School of Biotechnology and Biomolecular Sciences, The University of New South Wales, Sydney, New South Wales 2052, Australia.
Australian e-Health Research Centre, Commonwealth Scientific and Industrial Research Organisation, Sydney, New South Wales 2113, Australia.
J Proteome Res. 2022 Jul 1;21(7):1628-1639. doi: 10.1021/acs.jproteome.1c00968. Epub 2022 May 25.
Alternative splicing can lead to distinct protein isoforms. These can have different functions in specific cells and tissues or in different developmental stages. In this study, we explored whether transcripts assembled from long read, nanopore-based, direct RNA-sequencing (RNA-seq) could improve the identification of protein isoforms in human K562 cells. By comparing with Illumina-based short read RNA-seq, we showed that a large proportion of Ensembl transcripts (5949/14,326) and genes expressing alternatively spliced transcripts (486/2981) identified with long direct reads were missed by short paired-end reads. By co-analyzing proteomic and transcriptomic data, we also showed that some peptides (826/35,976), proteins (262/3215), and protein isoforms arising from distinct transcript variants (574/1212) identified with isoform-specific peptides via custom long-read-based databases were missed in Illumina-derived databases. Finally, we generated unequivocal peptide evidence for a set of protein isoforms and showed that long read, direct RNA-seq allows the discovery of novel protein isoforms not already in reference databases or custom databases built from short read RNA-seq data. Our analysis highlights the benefits of long read RNA-seq data in the generation of reference databases to increase tandem mass spectrometry (MS/MS) identification of protein isoforms.

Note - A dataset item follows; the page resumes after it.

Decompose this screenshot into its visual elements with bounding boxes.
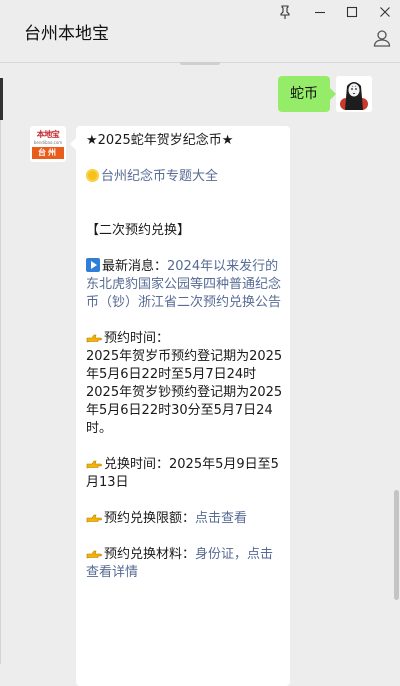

可变剪接可导致不同的蛋白质异构体。这些异构体在特定的细胞和组织或不同的发育阶段可能具有不同的功能。在这项研究中,我们探讨了是否可以从长读长、纳米孔直接 RNA 测序(RNA-seq)的转录本中提高对人 K562 细胞中蛋白质异构体的识别。通过与基于 Illumina 的短读 RNA-seq 比较,我们表明,大量 Ensembl 转录本(5949/14326)和表达可变剪接转录本的基因(486/2981)是通过短配对末端读取丢失的。通过共同分析蛋白质组学和转录组学数据,我们还表明,一些肽(826/35976)、蛋白质(262/3215)和来自不同转录变体的蛋白质异构体(574/1212)通过定制的长读长数据库中的异构体特异性肽鉴定,在基于 Illumina 的数据库中是丢失的。最后,我们为一组蛋白质异构体生成了明确的肽证据,并表明长读长、直接 RNA-seq 允许发现新的蛋白质异构体,这些异构体在参考数据库或从短读 RNA-seq 数据构建的定制数据库中尚未发现。我们的分析强调了长读 RNA-seq 数据在生成参考数据库中的优势,以增加串联质谱(MS/MS)对蛋白质异构体的鉴定。